Prolific author and riveting speaker of over twenty plays that are studied and produced worldwide, Onwueme sustains her advocacy for the global poor and youth, along with the experiences and concerns of the African Diaspora in her creative works.
With an enriched international experience of teaching in several universities in Africa and the USA, her career started as a Graduate Assistant, 1979- 1980 in the University of Ife. 1980-1981: Assistant Lecturer, Literature in English Department, University of Ife, Nigeria. 1982-1987: Assistant Professor of English and Head, Performing Arts Programme, Federal University of Technology, Owerri, Nigeria.
1986 – 89: Associate Professor of English, and Head of Performing Arts Programme, Centre for Igbo Studies, Imo, but now Abia State University, Nigeria. 1988 – 89: Head, Performing Arts Unit, Imo State University, Okigwe, Nigeria. 1987 – 88: Vice President, Association of Nigerian Authors (ANA), Nigeria. 1988 – 89: Acting President, Association of Nigerian Authors (ANA).
1989 – 1990: Martin Luther King, Jr. Caesar Chavez, Rosa Parks Distinguished Writer and Associate Professor of Africana Studies, College of Lifelong Learning/Humanities, Wayne State University, Detroit, Michigan. 1990 – 1993: Associate Professor of English & Multicultural Literary Studies, Montclair State University, Montclair, New Jersey.
1992 – 1993: Associate Professor of English and Africana Studies (vg.), Vassar College, Poughkeepsie, New York. 1994 – 2009: Appointed Distinguished Professor of Cultural Diversity and Professor of English, University of Wisconsin, Eau Claire. With such a tall resume, 2010 to date: she was named Chair Appointment: University Professor of Global Letters, University of Wisconsin, Eau Claire, Wisconsin, USA where she still teaches.
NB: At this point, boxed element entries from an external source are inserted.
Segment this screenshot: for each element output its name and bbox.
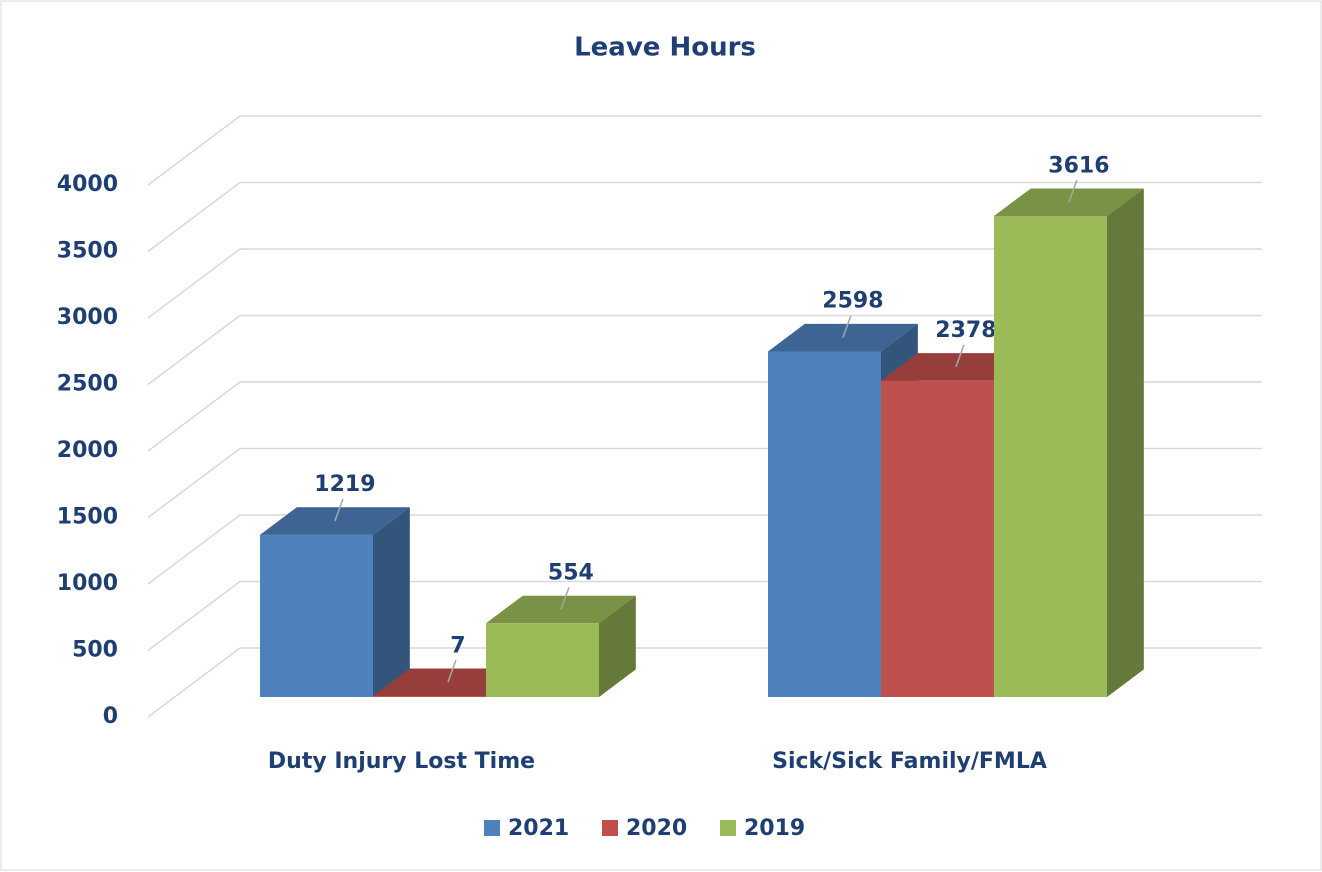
bar-front [486, 623, 599, 697]
y-tick-label: 2500 [57, 372, 118, 397]
leader-line [447, 660, 457, 683]
bar-top [881, 353, 1031, 381]
grid-line [147, 447, 241, 519]
chart-title: Leave Hours [574, 33, 756, 63]
grid-line [147, 381, 241, 452]
grid-line [147, 248, 241, 319]
bar-side-shade [373, 507, 410, 697]
leader-line [842, 315, 852, 338]
data-label: 554 [548, 561, 594, 586]
y-tick-label: 1500 [57, 505, 118, 530]
y-tick-label: 2000 [57, 438, 118, 463]
x-tick-label: Sick/Sick Family/FMLA [772, 749, 1047, 774]
legend-label: 2019 [744, 816, 805, 841]
bar [486, 595, 636, 697]
bar-front [260, 534, 373, 697]
bar-side [599, 595, 636, 697]
data-label: 2378 [935, 318, 996, 343]
leader-line [1068, 180, 1078, 203]
leader-line [560, 587, 570, 610]
bar-top-shade [373, 668, 523, 697]
y-tick-label: 500 [72, 638, 118, 663]
bar-side-shade [599, 595, 636, 697]
bar-top [373, 668, 523, 697]
legend-swatch [602, 820, 618, 836]
data-label: 1219 [314, 472, 375, 497]
bar-side-shade [1107, 188, 1144, 697]
legend-swatch [720, 820, 736, 836]
y-tick-label: 3000 [57, 305, 118, 330]
bar-front [373, 696, 486, 697]
bar-top-shade [881, 353, 1031, 381]
x-tick-label: Duty Injury Lost Time [268, 749, 535, 774]
y-tick-label: 0 [103, 704, 118, 729]
y-tick-label: 4000 [57, 172, 118, 197]
grid-line [147, 314, 241, 386]
bar-front [994, 216, 1107, 697]
grid-line [147, 647, 241, 718]
bar-side [373, 507, 410, 697]
legend-label: 2020 [626, 816, 687, 841]
grid-line [147, 580, 241, 652]
legend-swatch [484, 820, 500, 836]
data-label: 2598 [822, 289, 883, 314]
bar [994, 188, 1144, 697]
y-tick-label: 3500 [57, 239, 118, 264]
y-tick-label: 1000 [57, 571, 118, 596]
bar-side [1107, 188, 1144, 697]
legend-label: 2021 [508, 816, 569, 841]
data-label: 3616 [1048, 153, 1109, 178]
bar-front [881, 380, 994, 697]
leader-line [955, 344, 965, 368]
grid-line [147, 514, 241, 585]
grid-line [147, 115, 241, 186]
leader-line [334, 498, 344, 522]
bar-front [768, 351, 881, 697]
grid-line [147, 181, 241, 253]
data-label: 7 [450, 633, 465, 658]
bar [260, 507, 410, 697]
She has also won several international awards, including: the prestigious Fonlon-Nichols award (2009), the Phyllis Wheatley/Nwapa award for outstanding Black writers (2008), the Martin Luther King, Jr./Caesar Chavez Distinguished Writers Award (1989/90), the Distinguished Authors’ Award (1988), and the Association of Nigerian Authors Drama Prize which she has won several times with plays like The Desert Encroaches (1985), Tell It To Women (1995), Shakara: Dance-Hall Queen (2001), Then She Said it (2003), among numerous honours and international productions of her drama.
She was four times winner of the Association of Nigerian Authors (ANA) Drama Prize for the following plays, Then She Said it (2003), Shakara Dance-Hall Queen (2001), Tell It To Women (1995), and The Desert Encroaches (1985), Dr. Onwueme has also been honoured with these prestigious international awards: the 1988 Distinguished Author’s Award for her overall contribution to African literature, the 1989/90 Martin Luther King, Jr. Distinguished Writer’s Award, and in both 2000 and 2001, she was awarded major grants from the Ford Foundation for her creative writing and drama production, Who Can Silence the Drums? Delta Women Speak!
Onwueme was married with five children — Kenolisa Onwueme, Ebele Onwueme, Kunume Onwueme, Bundo Onwueme, and Malije Onwueme. But in 1998, she re-married again, to Obika Gray, a Jamaican political scientist.